Поэтому, когда Сталин, поднимавший тост за русский народ, отвешивал ему похвалу, говоря, что «какой-нибудь другой народ мог сказать: вы не оправдали наших надежд, мы поставим другое правительство, которое заключит мир с Германией и обеспечит нам покой», тогда как «русский народ не пошёл на компромисс, он оказал безграничное доверие нашему правительству», он был только отчасти прав. На самом деле, массовая поддержка, которую встречал генерал Власов во время встреч с русским населением в том же Смоленске в еще в 1943 году (уже не говоря о настроениях первых двух лет войны), говорит о том, что и русский народ теоретически мог поступить именно так, как боялся Сталин. Однако такой возможности ему не дали ни немецкие нацисты, ни свои вожди, в лице как представителей эмиграции, так и лидера военной оппозиции Власова, чьи геополитические установки были неадекватны моменту и несовместимы с использованием выпавшей им возможности использовать немцев для освобождения России от коммунистов.

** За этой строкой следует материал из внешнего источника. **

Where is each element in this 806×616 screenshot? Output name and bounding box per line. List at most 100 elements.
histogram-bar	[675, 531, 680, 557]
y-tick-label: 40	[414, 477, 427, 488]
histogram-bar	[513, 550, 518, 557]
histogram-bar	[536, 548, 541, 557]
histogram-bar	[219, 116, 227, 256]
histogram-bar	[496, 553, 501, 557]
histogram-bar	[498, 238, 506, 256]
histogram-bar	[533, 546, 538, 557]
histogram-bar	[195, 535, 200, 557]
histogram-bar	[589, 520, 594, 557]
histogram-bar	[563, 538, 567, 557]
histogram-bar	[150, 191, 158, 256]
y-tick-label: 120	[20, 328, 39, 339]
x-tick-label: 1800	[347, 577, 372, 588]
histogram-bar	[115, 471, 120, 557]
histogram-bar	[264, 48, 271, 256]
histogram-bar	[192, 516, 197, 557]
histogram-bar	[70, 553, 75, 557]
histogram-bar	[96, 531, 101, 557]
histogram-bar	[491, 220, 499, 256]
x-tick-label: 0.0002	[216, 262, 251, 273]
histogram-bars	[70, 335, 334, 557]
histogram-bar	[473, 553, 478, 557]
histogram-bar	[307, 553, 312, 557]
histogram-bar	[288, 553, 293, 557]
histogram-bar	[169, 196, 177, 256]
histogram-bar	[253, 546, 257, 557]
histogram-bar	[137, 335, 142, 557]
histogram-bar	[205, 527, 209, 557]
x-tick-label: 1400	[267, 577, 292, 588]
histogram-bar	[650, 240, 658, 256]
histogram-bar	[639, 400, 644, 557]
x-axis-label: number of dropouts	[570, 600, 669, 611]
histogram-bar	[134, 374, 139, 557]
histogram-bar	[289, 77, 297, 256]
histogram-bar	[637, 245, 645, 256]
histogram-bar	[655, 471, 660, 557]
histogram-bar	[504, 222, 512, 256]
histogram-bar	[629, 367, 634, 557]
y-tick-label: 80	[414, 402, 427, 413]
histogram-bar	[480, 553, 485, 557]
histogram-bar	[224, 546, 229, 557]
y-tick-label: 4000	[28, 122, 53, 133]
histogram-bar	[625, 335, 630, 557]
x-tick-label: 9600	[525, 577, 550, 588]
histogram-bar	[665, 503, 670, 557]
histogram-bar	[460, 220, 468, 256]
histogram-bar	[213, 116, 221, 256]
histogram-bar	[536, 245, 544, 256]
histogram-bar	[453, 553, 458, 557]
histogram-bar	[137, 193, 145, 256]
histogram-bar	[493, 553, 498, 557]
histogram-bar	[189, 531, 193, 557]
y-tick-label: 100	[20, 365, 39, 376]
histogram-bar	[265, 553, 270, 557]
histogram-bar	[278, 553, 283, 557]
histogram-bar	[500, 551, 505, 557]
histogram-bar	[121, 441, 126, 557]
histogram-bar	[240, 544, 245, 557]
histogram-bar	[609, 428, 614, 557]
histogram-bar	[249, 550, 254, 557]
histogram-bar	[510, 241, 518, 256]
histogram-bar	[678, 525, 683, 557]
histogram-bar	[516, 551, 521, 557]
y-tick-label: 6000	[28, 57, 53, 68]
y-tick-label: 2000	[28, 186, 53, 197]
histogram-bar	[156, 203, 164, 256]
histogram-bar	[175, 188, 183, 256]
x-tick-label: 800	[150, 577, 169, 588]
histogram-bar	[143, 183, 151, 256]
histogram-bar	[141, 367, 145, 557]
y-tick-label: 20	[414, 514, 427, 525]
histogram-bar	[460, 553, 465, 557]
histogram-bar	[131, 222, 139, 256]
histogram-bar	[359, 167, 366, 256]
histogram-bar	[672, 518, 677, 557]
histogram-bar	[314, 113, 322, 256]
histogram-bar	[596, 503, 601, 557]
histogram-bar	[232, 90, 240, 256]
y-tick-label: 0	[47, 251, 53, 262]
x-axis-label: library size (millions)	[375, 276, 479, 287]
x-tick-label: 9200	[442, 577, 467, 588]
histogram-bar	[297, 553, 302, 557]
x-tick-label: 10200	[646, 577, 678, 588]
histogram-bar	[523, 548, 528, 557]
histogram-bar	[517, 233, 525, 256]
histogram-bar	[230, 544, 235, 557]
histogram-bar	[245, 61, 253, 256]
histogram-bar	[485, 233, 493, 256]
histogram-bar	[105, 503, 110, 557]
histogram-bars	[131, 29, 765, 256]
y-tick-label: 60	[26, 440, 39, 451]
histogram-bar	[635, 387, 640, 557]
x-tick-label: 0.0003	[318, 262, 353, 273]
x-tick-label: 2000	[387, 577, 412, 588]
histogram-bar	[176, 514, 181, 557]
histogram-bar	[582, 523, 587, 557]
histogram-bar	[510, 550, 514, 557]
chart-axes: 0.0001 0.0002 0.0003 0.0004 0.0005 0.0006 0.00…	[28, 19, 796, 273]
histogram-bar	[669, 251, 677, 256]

Сталин блестяще воспользовался этой неадекватностью немцев, чтобы перетянуть русский народ, его решающую часть, на свою сторону. В ход шли и кнут, и пряник — от введения заградотрядов и разворачивания диверсионно-террористической войны в тылу у немцев, успешно спровоцировавшей их зверства против местного населения, до мобилизации массового русского патриотизма всеми возможными средствами. В войне «за Родину, за Сталина», кто-то, конечно, воевал и за то, и за другое, то есть, именно за советскую, коммунистическую Россию, но война была выиграна явно не их силами. Для этого интернациональному режиму потребовалось придать ей характер отечественной, мобилизовав тех, кто был готов воевать за Родину даже вопреки Сталину. Их отечественная война была таковой в человеческом смысле, но не была ей в смысле политическом, так как плодами победы в ней воспользовался режим, не собиравшийся меняться, несмотря на наивные надежды патриотов. Те же русские, у кого таких надежд и иллюзий не было, и кто пытался воспользоваться единственным реальным шансом для освобождения от тирании, оказались в трагическом одиночестве. Ненужные тем, на кого они рассчитывали как на своих союзников, они не были поняты и своим народом, в очередной раз вручившим свою судьбу абсолютистской власти без всяких условий и оговорок.
На этом фоне то, что пытался сделать генерал Власов, представляло собой спонтанную (и обреченную в тех условиях) попытку национальной революции. Сама возможность совершения которой при поддержке иностранной армии в принципе не отличается от сценария победы коммунистических революций в послевоенной восточной Европе в обозе у Красной армии. И свою историческую миссию генерал Власов, который отнюдь не был идеологом и не обладал необходимыми для этого знаниями и качествами, формулировал именно так. Будучи эклектичным в определенных вопросах, как русский крестьянин, поддержавший коммунистов, ставший кадровым военным и разочаровавшийся в режиме, устроившем истребление как крестьянства, так и офицерства, свою задачу он определял куда более адекватно, чем представители эмиграции, мечтавшие о реставрации прежних порядков. «История не поворачивает вспять. Не к возврату к прошлому зову я народ. Нет! Я зову его к светлому будущему, к борьбе за завершение Национальной Революции, к борьбе за создание Новой России — Родины нашего великого народа», — писал он, отмежевываясь таким образом как от коммунистического, так и от дореволюционного режимов.
Однако особенность момента заключалась в том, что своими силами русский народ осуществить такую революцию был не в состоянии. Для этого в тот момент ее лидеры должны были признать господствующую геополитическую роль той единственной силы, которая могла решить задачу сокрушения тоталитарной мощи большевиков. При этом, конечно, в будущем можно было надеяться на изменение внешней конъюнктуры в случае победы Западного блока или, по крайней мере, не сжигать для этого мосты, как делал Франко. На самом деле, под занавес войны власовцы сделали именно это — попытались нырнуть под американский зонтик. Для этого они даже поддержали чешское восстание в Праге, которому помогли выбить немцев до прихода РККА, не получив от его лидеров никакой благодарности, но потеряв драгоценное время, отсутствие которого не позволило им уйти в американскую зону. Это наглядно демонстрирует то, что никакой гитлерофилии у них не было и в помине, более того, как это видно из многочисленных свидетельств, содержащихся в работе Кирилла Александрова, власовское движение было чуть ли не поголовно охвачено германофобией.